Carlo Cippola “İnsan aptallığının temel yasaları” adlı çalışmasında insanları “saflar, zekiler, haydutlar ve aptallar” diye dörde ayırmaktadır. Davranış ve eylemlerinden ötürü, safları; kendilerine zarar verir iken başkalarına fayda sağlayanlar, haydutları; kendilerine fayda sağlarken başkalarına zarar verenler, zekileri; kendilerine de başkalarına da faydalı olanlar, aptalları ise; kendilerine yarar sağlamayan lakin başkalarına mutlaka zarar verenler diye tanımlamaktadır. Yazar yine aynı yerde; ülke ayırt etmeksizin her toplumun içinde aptalların; kadın, erkek, siyah, beyaz, şu veya bu din mensubu, şuralı, buralı, şu etnik bu etnik yapıdan, milletten, kıtadan, soydan, sülaleden, boydan, postan, şu meslekten bu meslekten, uzun boylu kısa boylu, kel saçlı gibi kriterlerden azade olarak aynı oranda yer tuttuğunu öne sürer. Yazar; “aptal olmayanların, aptal olanların zarar verme potansiyellerini hep küçümsediğini hatta göz ardı ettiğini” de öne sürer ve altını çizerek “aptal bireylerle ilişki kurmanın” ya da “onlarla bir araya gelmenin” telafi edilemez yanlışlıklara yol açtığını da ısrarla beyan eder. Dolayısıyla da, Yazar kendince “aptal insanın” en tehlikeli insan türü olduğundan bahisle zeki, haydut ve safın nasıl davranacağı üstüne az çok tahmin yürütülebileceği lakin aptal insanın ise nerede, nasıl davranacağı konusunda tahmin yapılamayacağı gibi bizatihi aptalın kendisinin dahi davranış standardı olamayacağını beyan eder. Yani ve hülasa “aptalların” adeta birer saatli bomba olduğu benzetmesi ile nerede, nasıl patlayacağı belli olmayan bu halini bir kenara koyarak istemeden de olsa kendine ya da bulunduğu topluma kontrolsüz zarar verebileceğini belirtir.  Yazara katılan olur, olmaz bilemem lakin ben büyük ölçüde hemfikirim. Hatta dahası da var tespitlerinin, özellikle haydutların tanımı babında, lakin bu yazının konusunu aşacağı için uzatmıyorum ve meraklısına da ilgili kitabı temin edip okumalarını salık veririm.

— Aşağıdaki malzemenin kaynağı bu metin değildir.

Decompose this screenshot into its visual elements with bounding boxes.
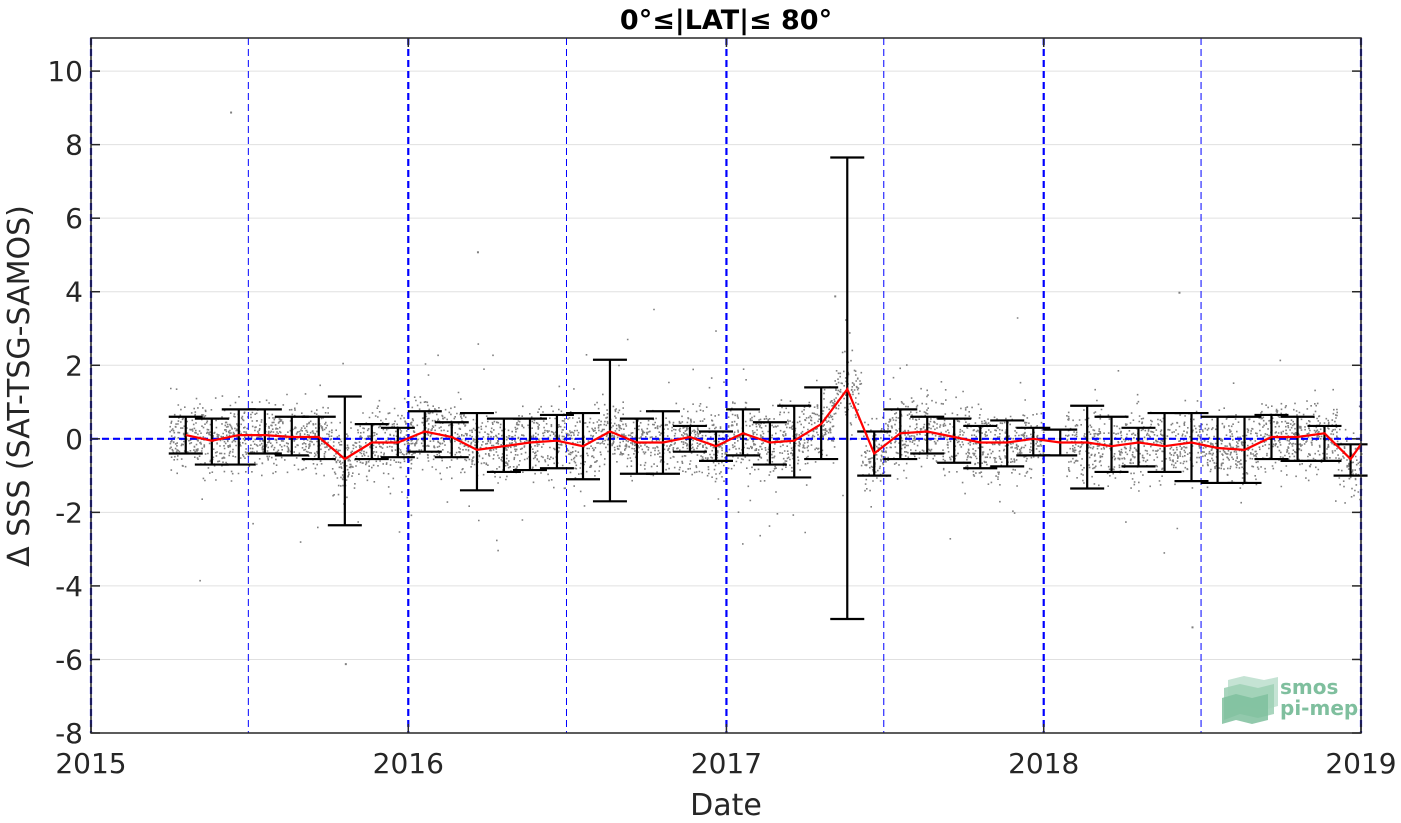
scatter-outlier bbox=[230, 111, 233, 114]
scatter-outlier bbox=[344, 663, 347, 666]
x-tick-label: 2016 bbox=[373, 747, 444, 780]
logo-text-smos: smos bbox=[1280, 675, 1338, 699]
scatter-outlier bbox=[1178, 291, 1181, 294]
y-tick-label: 0 bbox=[65, 423, 83, 456]
smos-pimep-logo: smos pi-mep bbox=[1222, 675, 1358, 724]
scatter-outlier bbox=[1191, 626, 1194, 629]
x-tick-label: 2017 bbox=[691, 747, 762, 780]
y-tick-label: -8 bbox=[55, 717, 83, 750]
errorbar-layer bbox=[168, 156, 1368, 621]
x-tick-label: 2018 bbox=[1008, 747, 1079, 780]
scatter-outlier bbox=[834, 295, 837, 298]
y-tick-label: -6 bbox=[55, 643, 83, 676]
scatter-layer bbox=[169, 111, 1363, 666]
y-tick-label: 6 bbox=[65, 202, 83, 235]
chart-title: 0°≤|LAT|≤ 80° bbox=[620, 5, 832, 36]
y-tick-label: 8 bbox=[65, 129, 83, 162]
y-tick-label: -4 bbox=[55, 570, 83, 603]
x-tick-label: 2019 bbox=[1325, 747, 1396, 780]
mean-layer bbox=[185, 386, 1362, 461]
y-tick-label: 10 bbox=[47, 55, 83, 88]
y-axis-label: Δ SSS (SAT-TSG-SAMOS) bbox=[2, 205, 37, 567]
scatter-outlier bbox=[476, 251, 479, 254]
monthly-mean-line bbox=[185, 386, 1362, 461]
y-tick-label: 4 bbox=[65, 276, 83, 309]
y-ticks: -8 -6 -4 -2 0 2 4 6 8 10 bbox=[47, 55, 1361, 750]
x-tick-label: 2015 bbox=[55, 747, 126, 780]
logo-text-pimep: pi-mep bbox=[1280, 696, 1358, 720]
y-tick-label: -2 bbox=[55, 496, 83, 529]
y-tick-label: 2 bbox=[65, 349, 83, 382]
x-ticks: 2015 2016 2017 2018 2019 bbox=[55, 38, 1397, 780]
x-axis-label: Date bbox=[690, 788, 762, 819]
scatter-points bbox=[169, 308, 1363, 582]
marker-layer bbox=[89, 38, 1363, 733]
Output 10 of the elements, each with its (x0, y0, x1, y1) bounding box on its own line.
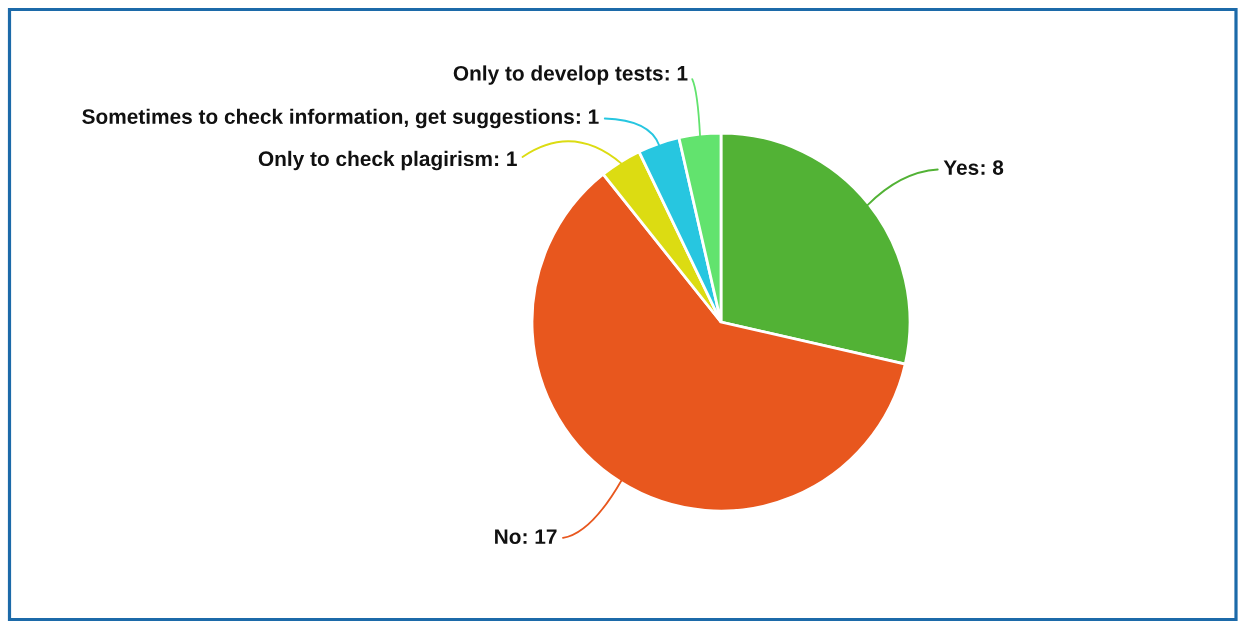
slice-label: Only to check plagirism (258, 150, 492, 171)
data-label: : 1 (665, 66, 688, 81)
slice-label: Sometimes to check information, get suggestions (82, 108, 574, 129)
data-label: : 1 (495, 151, 517, 166)
data-label: : 1 (576, 109, 599, 124)
slice-label: Yes (943, 160, 979, 175)
slice-label: No (495, 529, 521, 545)
data-label: : 8 (981, 160, 1004, 175)
slice-label: Only to develop tests (453, 65, 663, 85)
data-label: : 17 (523, 529, 557, 544)
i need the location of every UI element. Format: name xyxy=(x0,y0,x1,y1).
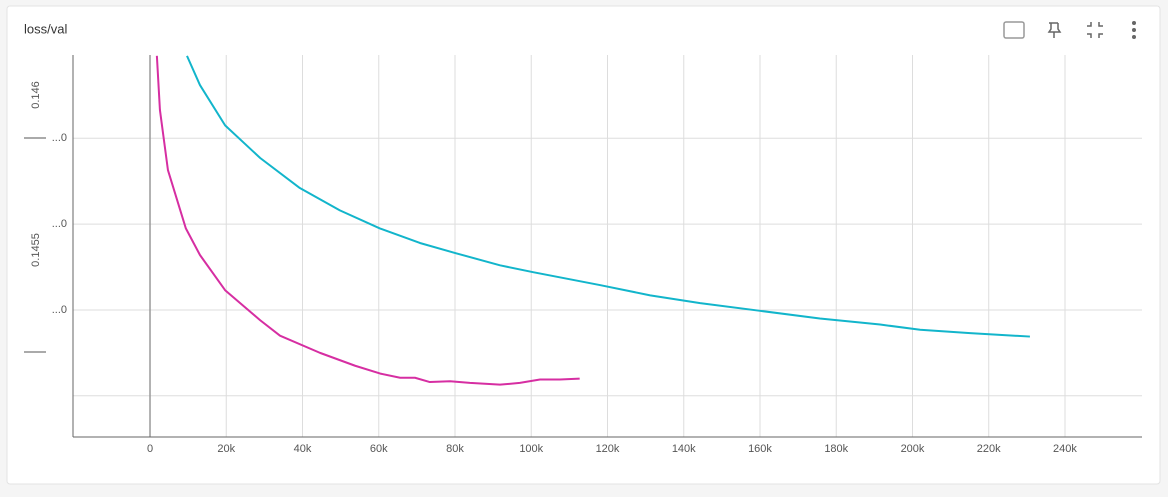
y-axis-annotation: 0.146 xyxy=(30,81,42,109)
x-tick-label: 0 xyxy=(147,443,153,455)
chart-title: loss/val xyxy=(24,21,67,36)
lines xyxy=(155,55,1030,386)
x-tick-label: 80k xyxy=(446,443,464,455)
x-tick-label: 140k xyxy=(672,443,696,455)
x-tick-label: 240k xyxy=(1053,443,1077,455)
series-line xyxy=(186,55,1030,338)
menu-icon[interactable] xyxy=(1132,21,1136,39)
x-tick-label: 120k xyxy=(596,443,620,455)
x-tick-label: 180k xyxy=(824,443,848,455)
labels: ...0 ...0 ...0 0 20k 40k 60k 80k 100k 120k 140k 160… xyxy=(30,81,1078,455)
x-tick-label: 100k xyxy=(519,443,543,455)
x-tick-label: 200k xyxy=(901,443,925,455)
x-tick-label: 220k xyxy=(977,443,1001,455)
y-tick-label: ...0 xyxy=(52,304,67,316)
fit-icon[interactable] xyxy=(1003,21,1025,39)
grid xyxy=(73,55,1142,437)
y-axis-annotation: 0.1455 xyxy=(30,233,42,267)
x-tick-label: 20k xyxy=(217,443,235,455)
x-tick-label: 60k xyxy=(370,443,388,455)
x-tick-label: 160k xyxy=(748,443,772,455)
toolbar xyxy=(1003,21,1136,39)
x-tick-label: 40k xyxy=(294,443,312,455)
y-tick-label: ...0 xyxy=(52,132,67,144)
pin-icon[interactable] xyxy=(1047,22,1062,38)
y-tick-label: ...0 xyxy=(52,218,67,230)
collapse-icon[interactable] xyxy=(1087,22,1103,38)
series-line xyxy=(155,55,580,386)
card xyxy=(6,5,1161,485)
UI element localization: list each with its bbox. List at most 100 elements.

Çevremizde tanıdığımız insanların bir kısmını “zeki ve anlatılana intikali hızlı” zannederiz lakin onları tanıdıkça ne kadar aptal oldukları kararını veririz, aaaaa bu doğru mudur? Değil midir? Bilemem lakin sosyolojik deneyler ve gözlemler bunu göstermektedir, ne yazık ki… Cehalet bile tedavi edilebilir iken aptallık asla ve kat’a… Cahil bilmeyen iken aptal bildiğini sanandır. İşte tehlike de burada başlıyor gibi… Karşımıza çıkan ve “aptal” kelimesi yerine de benzer manalarda kullanılan,  budala, ahmak, alık, miskin, daltarak, salak, hımbıl, avanak gibi kelimelerde de ifade bulan bu durum için, insanların ve insanlığın çok dikkatli olması gerekir diye düşünmekteyim. Yani bunu bir de Moliere’nin bir sözü ile taçlandıralım ki daha değerli olsun; “Bilgili bir aptal, bilgisiz bir aptaldan daha aptaldır”…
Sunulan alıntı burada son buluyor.